Is this the end of the CFAA as a tool against scraping (in the Northern District of California)?

Before viewing this as a green light for scraping, readers should note the following about the opinion:

  • Because of the importance of this issue, and some of the narrow distinctions from precedential case law made by the court in reaching its conclusions, this decision seems ripe for appeal.

  • The decision is limited to only the question of whether injunctive relief was appropriate under the specific facts of the case. It is not a clear holding that the CFAA does not apply to scraping.

  • The decision focuses on sites which make data "publicly available." In this case, the data was viewable by anyone, without the need for a password. As the court summed up its holding: "Where a website or computer owner has imposed a password authentication system to regulate access, it makes sense to apply a plain meaning reading of 'access' 'without authorization' such that 'a defendant can run afoul of the CFAA when he or she has no permission to access a computer or when such permission has been revoked explicitly.' But…in the context of a publicly viewable web page open to all on the Internet, the 'plainness' of the meaning of 'access' 'without authorization' is less obvious. Context matters."

  • The decision does not address the breach of contract claims based on website terms of use, as well as claims based in copyright, trespass or other causes of action.

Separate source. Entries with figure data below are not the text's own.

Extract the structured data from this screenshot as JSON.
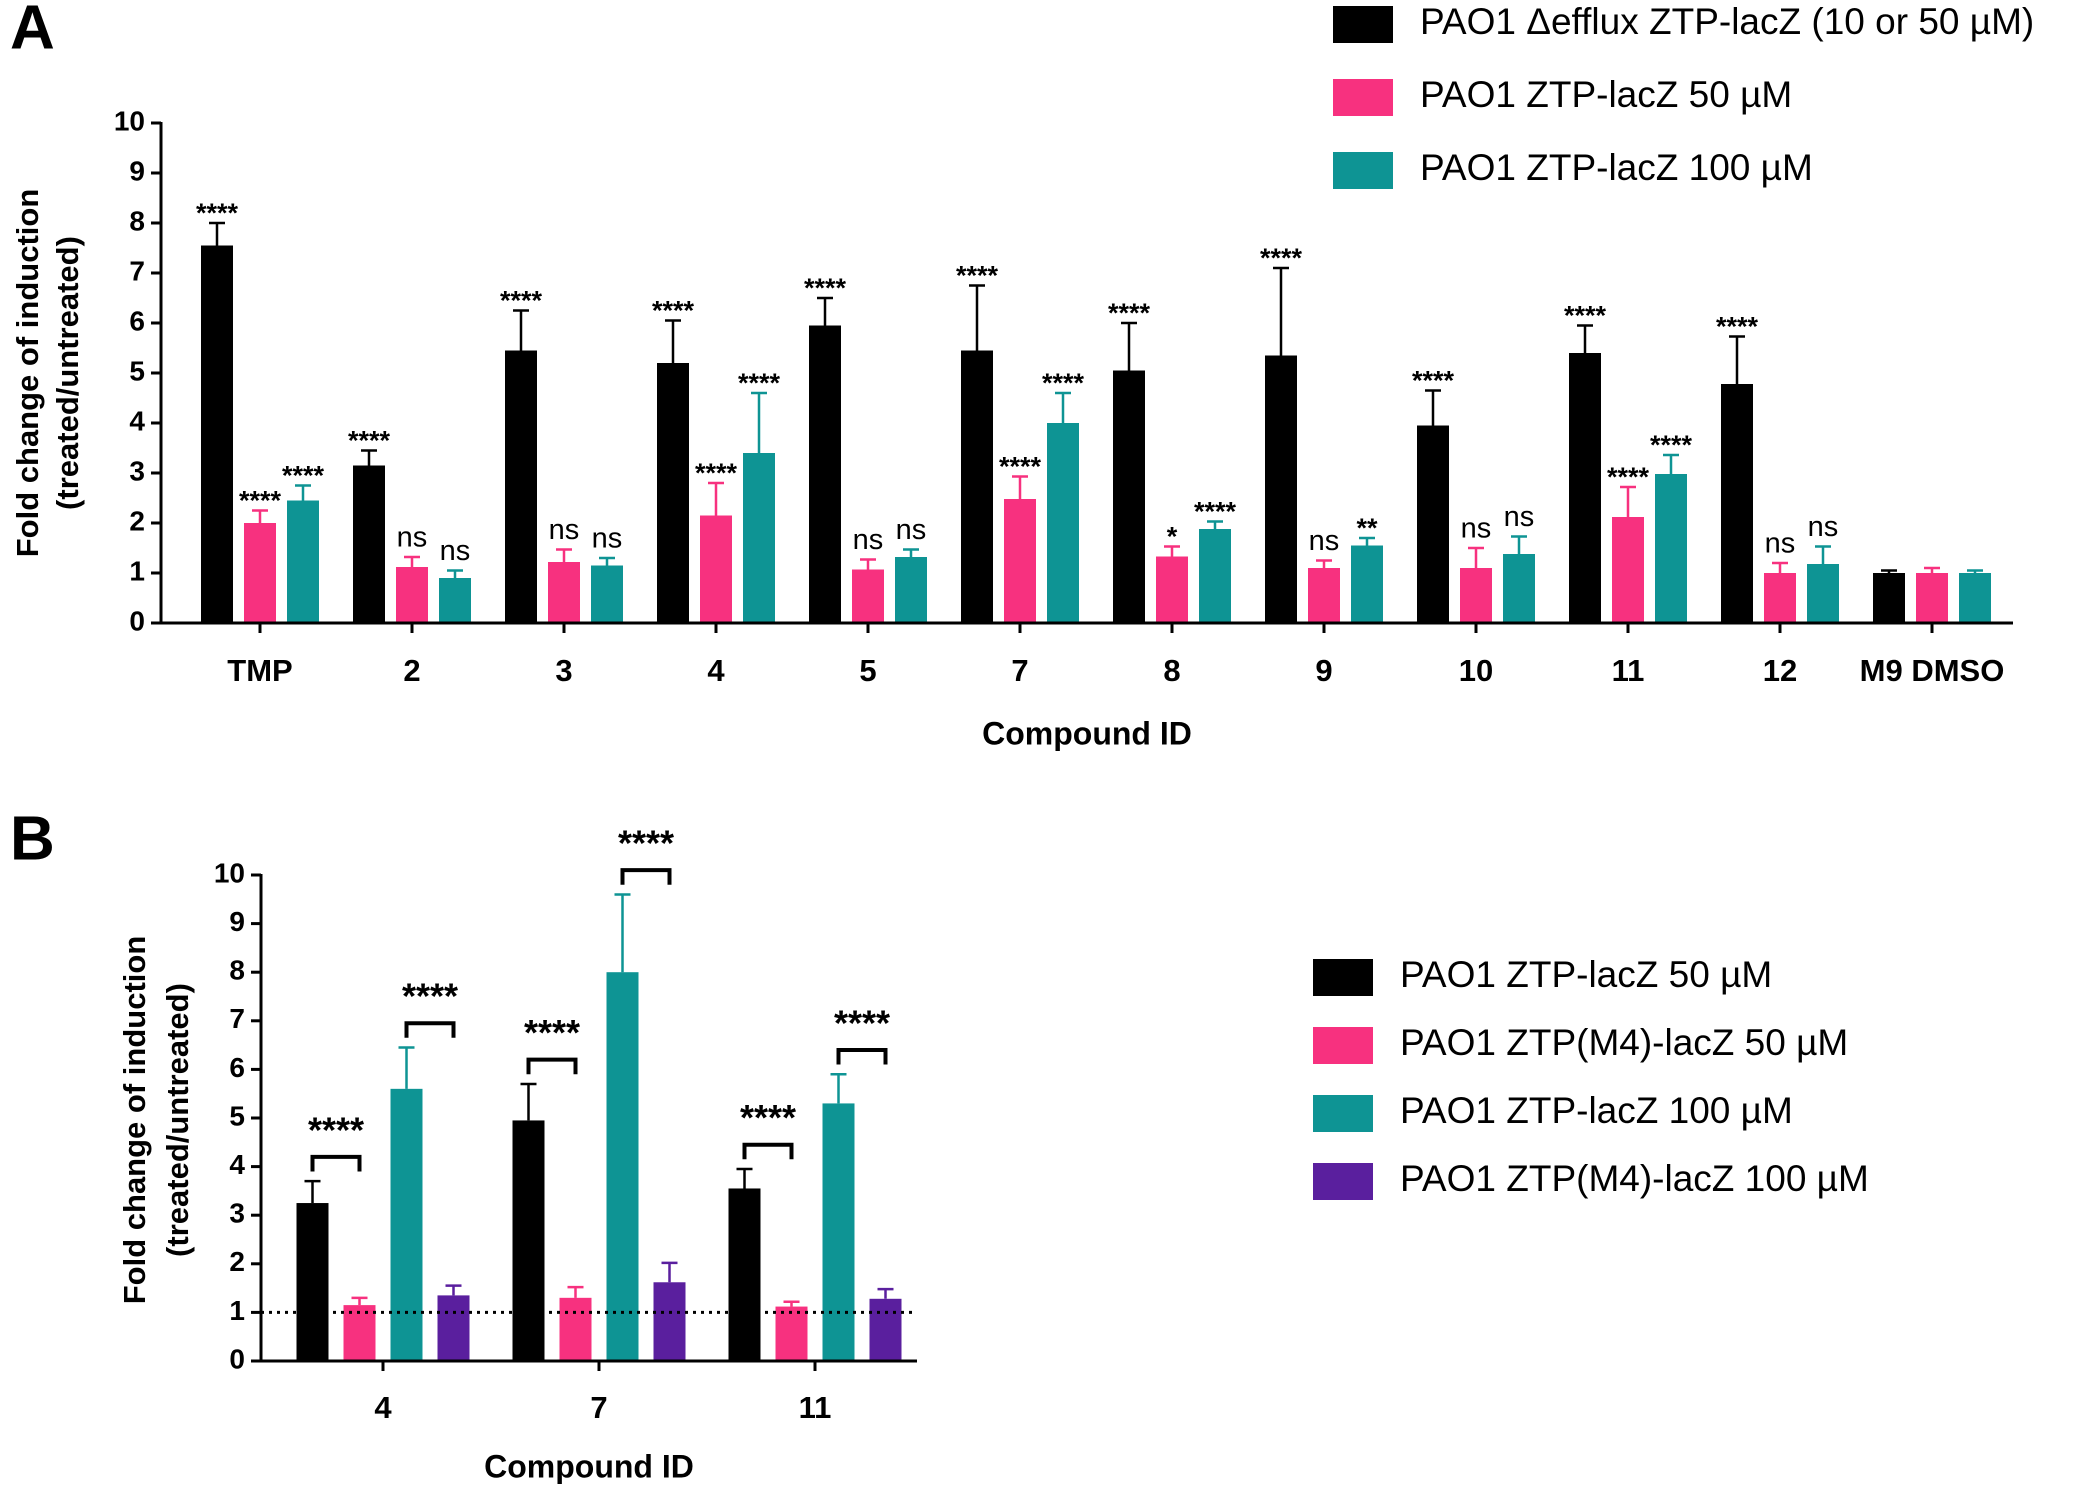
{
  "chart_data": [
    {
      "type": "bar",
      "panel": "A",
      "categories": [
        "TMP",
        "2",
        "3",
        "4",
        "5",
        "7",
        "8",
        "9",
        "10",
        "11",
        "12",
        "M9 DMSO"
      ],
      "series": [
        {
          "name": "PAO1 Δefflux ZTP-lacZ (10 or 50 µM)",
          "color": "#000000",
          "values": [
            7.55,
            3.15,
            5.45,
            5.2,
            5.95,
            5.45,
            5.05,
            5.35,
            3.95,
            5.4,
            4.78,
            1.0
          ],
          "errors": [
            0.45,
            0.3,
            0.8,
            0.85,
            0.55,
            1.3,
            0.95,
            1.75,
            0.7,
            0.55,
            0.95,
            0.05
          ],
          "labels": [
            "****",
            "****",
            "****",
            "****",
            "****",
            "****",
            "****",
            "****",
            "****",
            "****",
            "****",
            null
          ]
        },
        {
          "name": "PAO1 ZTP-lacZ 50 µM",
          "color": "#f7317f",
          "values": [
            2.0,
            1.12,
            1.22,
            2.15,
            1.07,
            2.48,
            1.33,
            1.1,
            1.1,
            2.12,
            1.0,
            1.0
          ],
          "errors": [
            0.25,
            0.2,
            0.25,
            0.65,
            0.2,
            0.45,
            0.2,
            0.15,
            0.4,
            0.6,
            0.2,
            0.1
          ],
          "labels": [
            "****",
            "ns",
            "ns",
            "****",
            "ns",
            "****",
            "*",
            "ns",
            "ns",
            "****",
            "ns",
            null
          ]
        },
        {
          "name": "PAO1 ZTP-lacZ 100 µM",
          "color": "#0e9494",
          "values": [
            2.45,
            0.9,
            1.15,
            3.4,
            1.32,
            4.0,
            1.88,
            1.55,
            1.38,
            2.98,
            1.18,
            1.0
          ],
          "errors": [
            0.3,
            0.15,
            0.15,
            1.2,
            0.15,
            0.6,
            0.15,
            0.15,
            0.35,
            0.38,
            0.35,
            0.05
          ],
          "labels": [
            "****",
            "ns",
            "ns",
            "****",
            "ns",
            "****",
            "****",
            "**",
            "ns",
            "****",
            "ns",
            null
          ]
        }
      ],
      "xlabel": "Compound ID",
      "ylabel": [
        "Fold change of induction",
        "(treated/untreated)"
      ],
      "ylim": [
        0,
        10
      ],
      "yticks": [
        0,
        1,
        2,
        3,
        4,
        5,
        6,
        7,
        8,
        9,
        10
      ]
    },
    {
      "type": "bar",
      "panel": "B",
      "categories": [
        "4",
        "7",
        "11"
      ],
      "series": [
        {
          "name": "PAO1 ZTP-lacZ 50 µM",
          "color": "#000000",
          "values": [
            3.25,
            4.95,
            3.55
          ],
          "errors": [
            0.45,
            0.75,
            0.4
          ]
        },
        {
          "name": "PAO1 ZTP(M4)-lacZ 50 µM",
          "color": "#f7317f",
          "values": [
            1.15,
            1.3,
            1.12
          ],
          "errors": [
            0.15,
            0.22,
            0.1
          ]
        },
        {
          "name": "PAO1 ZTP-lacZ 100 µM",
          "color": "#0e9494",
          "values": [
            5.6,
            8.0,
            5.3
          ],
          "errors": [
            0.85,
            1.6,
            0.6
          ]
        },
        {
          "name": "PAO1 ZTP(M4)-lacZ 100 µM",
          "color": "#5a1f9e",
          "values": [
            1.35,
            1.62,
            1.28
          ],
          "errors": [
            0.2,
            0.4,
            0.2
          ]
        }
      ],
      "bracket_labels": [
        [
          "****",
          "****"
        ],
        [
          "****",
          "****"
        ],
        [
          "****",
          "****"
        ]
      ],
      "reference_line": 1,
      "xlabel": "Compound ID",
      "ylabel": [
        "Fold change of induction",
        "(treated/untreated)"
      ],
      "ylim": [
        0,
        10
      ],
      "yticks": [
        0,
        1,
        2,
        3,
        4,
        5,
        6,
        7,
        8,
        9,
        10
      ]
    }
  ]
}
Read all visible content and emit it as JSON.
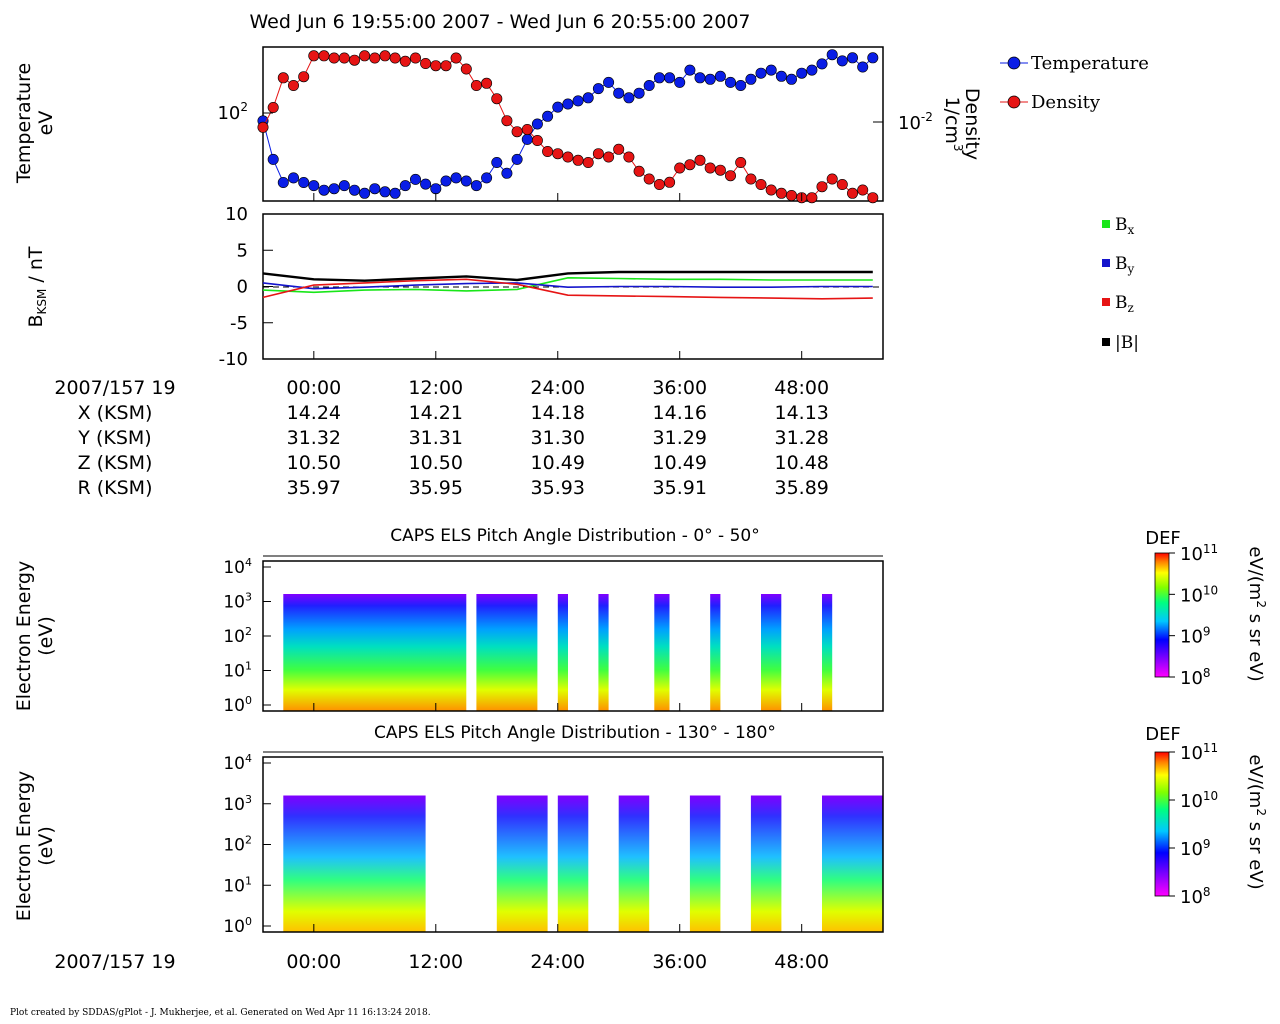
{
  "title": "Wed Jun 6 19:55:00 2007 - Wed Jun 6 20:55:00 2007",
  "footer": "Plot created by SDDAS/gPlot - J. Mukherjee, et al.  Generated on Wed Apr 11 16:13:24 2018.",
  "colors": {
    "temperature": "#0a1ee6",
    "density": "#e61414",
    "bx": "#19e619",
    "by": "#1414cc",
    "bz": "#e61414",
    "bmag": "#000000"
  },
  "ephemeris": {
    "label": "2007/157 19",
    "rows": [
      {
        "name": "X (KSM)",
        "values": [
          "14.24",
          "14.21",
          "14.18",
          "14.16",
          "14.13"
        ]
      },
      {
        "name": "Y (KSM)",
        "values": [
          "31.32",
          "31.31",
          "31.30",
          "31.29",
          "31.28"
        ]
      },
      {
        "name": "Z (KSM)",
        "values": [
          "10.50",
          "10.50",
          "10.49",
          "10.49",
          "10.48"
        ]
      },
      {
        "name": "R (KSM)",
        "values": [
          "35.97",
          "35.95",
          "35.93",
          "35.91",
          "35.89"
        ]
      }
    ]
  },
  "chart_data": [
    {
      "type": "scatter",
      "ylabel": [
        "Temperature",
        "eV"
      ],
      "y2label": [
        "Density",
        "1/cm3"
      ],
      "ytick_label": "10^2",
      "y2tick_label": "10^-2",
      "x_range_minutes": [
        -5,
        56
      ],
      "legend_position": "right",
      "series": [
        {
          "name": "Temperature",
          "y_axis": "left",
          "scale": "log",
          "ylim_log10": [
            1.45,
            2.45
          ],
          "x": [
            -5,
            -4,
            -3,
            -2,
            -1,
            0,
            1,
            2,
            3,
            4,
            5,
            6,
            7,
            8,
            9,
            10,
            11,
            12,
            13,
            14,
            15,
            16,
            17,
            18,
            19,
            20,
            21,
            22,
            23,
            24,
            25,
            26,
            27,
            28,
            29,
            30,
            31,
            32,
            33,
            34,
            35,
            36,
            37,
            38,
            39,
            40,
            41,
            42,
            43,
            44,
            45,
            46,
            47,
            48,
            49,
            50,
            51,
            52,
            53,
            54,
            55
          ],
          "log10_values": [
            1.97,
            1.72,
            1.57,
            1.6,
            1.57,
            1.55,
            1.52,
            1.53,
            1.55,
            1.52,
            1.5,
            1.53,
            1.51,
            1.5,
            1.55,
            1.59,
            1.56,
            1.53,
            1.58,
            1.6,
            1.58,
            1.55,
            1.6,
            1.7,
            1.63,
            1.72,
            1.85,
            1.95,
            2.0,
            2.06,
            2.08,
            2.1,
            2.12,
            2.18,
            2.22,
            2.15,
            2.12,
            2.15,
            2.2,
            2.25,
            2.25,
            2.22,
            2.3,
            2.25,
            2.24,
            2.26,
            2.22,
            2.2,
            2.24,
            2.28,
            2.3,
            2.26,
            2.24,
            2.28,
            2.3,
            2.34,
            2.4,
            2.36,
            2.38,
            2.32,
            2.38
          ]
        },
        {
          "name": "Density",
          "y_axis": "right",
          "scale": "log",
          "ylim_log10": [
            -2.75,
            -1.35
          ],
          "x": [
            -5,
            -4,
            -3,
            -2,
            -1,
            0,
            1,
            2,
            3,
            4,
            5,
            6,
            7,
            8,
            9,
            10,
            11,
            12,
            13,
            14,
            15,
            16,
            17,
            18,
            19,
            20,
            21,
            22,
            23,
            24,
            25,
            26,
            27,
            28,
            29,
            30,
            31,
            32,
            33,
            34,
            35,
            36,
            37,
            38,
            39,
            40,
            41,
            42,
            43,
            44,
            45,
            46,
            47,
            48,
            49,
            50,
            51,
            52,
            53,
            54,
            55
          ],
          "log10_values": [
            -2.08,
            -1.9,
            -1.63,
            -1.7,
            -1.62,
            -1.43,
            -1.43,
            -1.45,
            -1.45,
            -1.47,
            -1.43,
            -1.45,
            -1.43,
            -1.45,
            -1.48,
            -1.45,
            -1.5,
            -1.52,
            -1.52,
            -1.45,
            -1.55,
            -1.7,
            -1.68,
            -1.82,
            -2.02,
            -2.12,
            -2.1,
            -2.2,
            -2.3,
            -2.32,
            -2.35,
            -2.38,
            -2.4,
            -2.32,
            -2.35,
            -2.28,
            -2.35,
            -2.48,
            -2.55,
            -2.6,
            -2.58,
            -2.45,
            -2.42,
            -2.38,
            -2.45,
            -2.47,
            -2.52,
            -2.4,
            -2.55,
            -2.6,
            -2.65,
            -2.68,
            -2.7,
            -2.72,
            -2.72,
            -2.62,
            -2.55,
            -2.6,
            -2.68,
            -2.65,
            -2.72
          ]
        }
      ]
    },
    {
      "type": "line",
      "ylabel": "BKSM / nT",
      "ylim": [
        -10,
        10
      ],
      "yticks": [
        "10",
        "5",
        "0",
        "-5",
        "-10"
      ],
      "x_range_minutes": [
        -5,
        56
      ],
      "legend_position": "right",
      "x": [
        -5,
        0,
        5,
        10,
        15,
        20,
        25,
        30,
        35,
        40,
        45,
        50,
        55
      ],
      "series": [
        {
          "name": "Bx",
          "legend_sub": "x",
          "values": [
            -0.5,
            -0.8,
            -0.5,
            -0.4,
            -0.6,
            -0.4,
            1.2,
            1.1,
            1.0,
            1.0,
            0.9,
            0.9,
            0.9
          ]
        },
        {
          "name": "By",
          "legend_sub": "y",
          "values": [
            0.5,
            -0.3,
            -0.1,
            0.2,
            0.4,
            0.5,
            -0.1,
            0.0,
            0.0,
            -0.1,
            -0.1,
            0.0,
            0.0
          ]
        },
        {
          "name": "Bz",
          "legend_sub": "z",
          "values": [
            -1.5,
            0.2,
            0.5,
            0.8,
            1.0,
            0.3,
            -1.2,
            -1.3,
            -1.4,
            -1.5,
            -1.6,
            -1.7,
            -1.6
          ]
        },
        {
          "name": "|B|",
          "values": [
            1.8,
            1.0,
            0.8,
            1.1,
            1.4,
            0.9,
            1.8,
            2.0,
            2.0,
            2.0,
            2.0,
            2.0,
            2.0
          ]
        }
      ]
    },
    {
      "type": "heatmap",
      "title": "CAPS ELS Pitch Angle Distribution - 0° - 50°",
      "ylabel": [
        "Electron Energy",
        "(eV)"
      ],
      "yticks": [
        "10^0",
        "10^1",
        "10^2",
        "10^3",
        "10^4"
      ],
      "colorbar": {
        "label": "DEF",
        "units": "eV/(m2 s sr eV)",
        "ticks": [
          "10^8",
          "10^9",
          "10^10",
          "10^11"
        ]
      },
      "coverage_minutes": [
        [
          -3,
          15
        ],
        [
          16,
          22
        ],
        [
          24,
          25
        ],
        [
          28,
          29
        ],
        [
          33.5,
          35
        ],
        [
          39,
          40
        ],
        [
          44,
          46
        ],
        [
          50,
          51
        ]
      ]
    },
    {
      "type": "heatmap",
      "title": "CAPS ELS Pitch Angle Distribution - 130° - 180°",
      "ylabel": [
        "Electron Energy",
        "(eV)"
      ],
      "yticks": [
        "10^0",
        "10^1",
        "10^2",
        "10^3",
        "10^4"
      ],
      "colorbar": {
        "label": "DEF",
        "units": "eV/(m2 s sr eV)",
        "ticks": [
          "10^8",
          "10^9",
          "10^10",
          "10^11"
        ]
      },
      "coverage_minutes": [
        [
          -3,
          11
        ],
        [
          18,
          23
        ],
        [
          24,
          27
        ],
        [
          30,
          33
        ],
        [
          37,
          40
        ],
        [
          43,
          46
        ],
        [
          50,
          56
        ]
      ]
    }
  ],
  "x_axis": {
    "label": "2007/157 19",
    "ticks": [
      "00:00",
      "12:00",
      "24:00",
      "36:00",
      "48:00"
    ]
  }
}
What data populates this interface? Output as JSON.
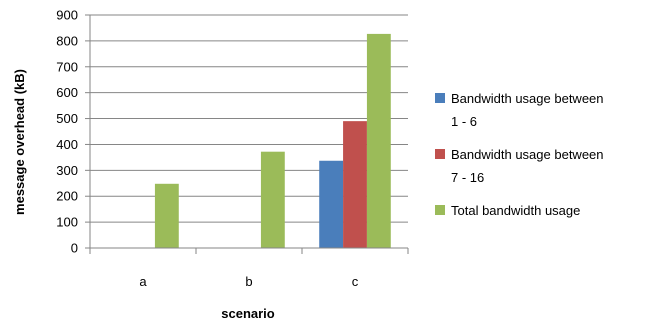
{
  "chart_data": {
    "type": "bar",
    "categories": [
      "a",
      "b",
      "c"
    ],
    "series": [
      {
        "name": "Bandwidth usage between 1 - 6",
        "legend_lines": [
          "Bandwidth usage between",
          "1 - 6"
        ],
        "color": "#4a7ebb",
        "values": [
          null,
          null,
          337
        ]
      },
      {
        "name": "Bandwidth usage between 7 - 16",
        "legend_lines": [
          "Bandwidth usage between",
          "7 - 16"
        ],
        "color": "#c0504d",
        "values": [
          null,
          null,
          490
        ]
      },
      {
        "name": "Total bandwidth usage",
        "legend_lines": [
          "Total bandwidth usage"
        ],
        "color": "#9bbb59",
        "values": [
          248,
          372,
          827
        ]
      }
    ],
    "xlabel": "scenario",
    "ylabel": "message overhead (kB)",
    "ylim": [
      0,
      900
    ],
    "yticks": [
      "0",
      "100",
      "200",
      "300",
      "400",
      "500",
      "600",
      "700",
      "800",
      "900"
    ],
    "grid": true,
    "legend_position": "right"
  }
}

  • It does not address situations where the "robots.txt" file is ignored, or where a scraper is acting in a misleading way or otherwise concealing its identity. It should be recalled, however, that the Ninth Circuit in Power Ventures stated, in dicta, that simply bypassing an IP address block, without more, would not constitute unauthorized use.

  • It does not address factors such as the interference with a website's sale or other authorized distribution of the data being scraped.

As it now stands, the hiQ opinion's holding and dicta offers a positive trend for those interested in scraping, yet leaves unanswered questions that present risk. Nonetheless, website owners seeking to block scrapers must evaluate this decision to understand what contractual and technical measures, if any, a site might undertake to thwart unwanted scraping of public-facing web content.